1. Technical Detail¶

Of course, you can never sense the entire world at once (even humans don't do this). We have sensors which feed signals from the environment to our brain. These signals don't tell us everything about the room we are in, much less the world. So, we necessarily have limited information about our environment, as do robots with limited numbers and types of sensors. The measurements we get from these sensors (e.g. sight, sound, touch) make up a "state". For now we will only look at environments where there are a small, finite number of states. But of course it is possible to consider environments with an infinite number of states too.

Now, let's quickly create some strong definitions for 5 of the important terms we will be seeing throughout these notebooks.

Agent: The thing that senses the environment, the thing we're trying to code intelligence/learning into.

Environment: Real world or simulated world that the agent lives in.

State: Different configurations of the environment that the agent can sense.

Reward: This is what differentiates RL from other types of ML algorithms. An agent will try and maximize not only its immediate reward, but also its future rewards as well. Often, RL algorithms will find novel ways of accomplishing this.

Actions: Actions are what an agent does in its environment. For example, if you are a 2-D video game character, your actions may be { up, down, left, right, jump }. We will only look at a finite set of actions.

1.2 SAR Triples¶

The last thing things we just mentioned are often thought about as a triple: State, Action, Reward. You are in a state, you take an action, and you get a reward. These are referred to as SAR triples.

1.3 Timing¶

Timing is also very important in RL as well. This is because every time you play a game you get a sequence of states, actions, and rewards.

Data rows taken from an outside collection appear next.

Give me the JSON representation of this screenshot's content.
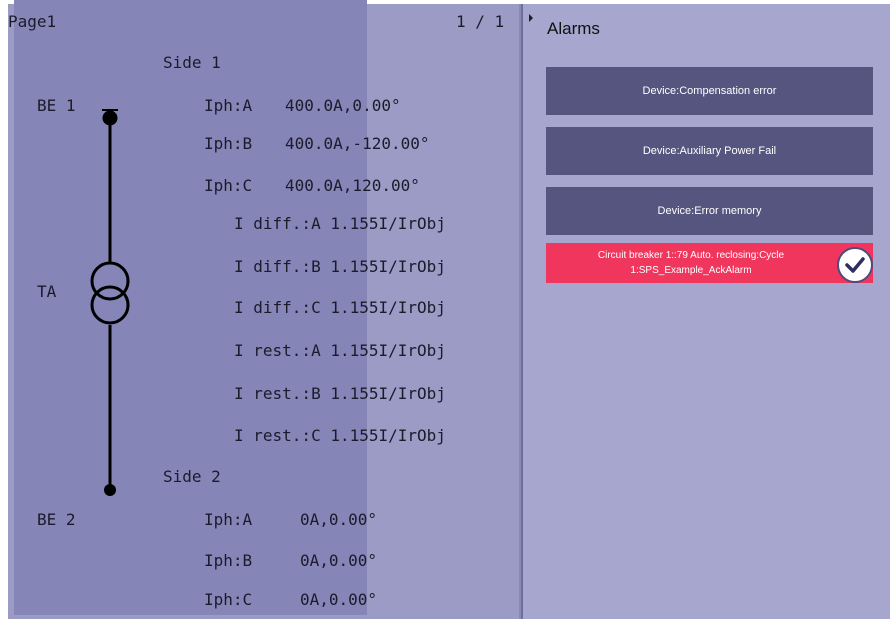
{
  "page": {
    "title": "Page1",
    "page_indicator": "1 / 1"
  },
  "single_line": {
    "labels": {
      "be1": "BE 1",
      "ta": "TA",
      "be2": "BE 2"
    },
    "side1": {
      "title": "Side 1",
      "rows": [
        {
          "label": "Iph:A",
          "value": "400.0A,0.00°"
        },
        {
          "label": "Iph:B",
          "value": "400.0A,-120.00°"
        },
        {
          "label": "Iph:C",
          "value": "400.0A,120.00°"
        }
      ]
    },
    "measurements": [
      "I diff.:A 1.155I/IrObj",
      "I diff.:B 1.155I/IrObj",
      "I diff.:C 1.155I/IrObj",
      "I rest.:A 1.155I/IrObj",
      "I rest.:B 1.155I/IrObj",
      "I rest.:C 1.155I/IrObj"
    ],
    "side2": {
      "title": "Side 2",
      "rows": [
        {
          "label": "Iph:A",
          "value": "0A,0.00°"
        },
        {
          "label": "Iph:B",
          "value": "0A,0.00°"
        },
        {
          "label": "Iph:C",
          "value": "0A,0.00°"
        }
      ]
    }
  },
  "alarms": {
    "title": "Alarms",
    "items": [
      {
        "text": "Device:Compensation error"
      },
      {
        "text": "Device:Auxiliary Power Fail"
      },
      {
        "text": "Device:Error memory"
      }
    ],
    "active": {
      "line1": "Circuit breaker 1::79 Auto. reclosing:Cycle",
      "line2": "1:SPS_Example_AckAlarm",
      "ack_icon": "check-circle-icon"
    }
  },
  "colors": {
    "left_bg": "#9b9bc6",
    "right_bg": "#8585b8",
    "alarm_button": "#55557f",
    "alarm_active": "#f0365c"
  }
}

Within this framework you start in a state $S(t)$, you take an action $A(t)$, and you then receive a reward $R(t+1)$. So, the reward you get always results from the state and action $(s, a)$ that you took in the previous step. This action also results in your being in a new state, $S(t+1)$. So, another important triple is $[S(t), A(t), S(t+1)]$, which can also be denoted as $(s, a, s')$

1.4 Summary¶

That is RL in a nutshell. We program an agent to be intelligent, and the agent interacts with its environment by being in a state, taking an action based on that state, which then brings it to another state. The environment gives the agent a reward when it arrives in the next state, either positive or negative (but must be a number), and the goal of the agent is to maximize its total rewards.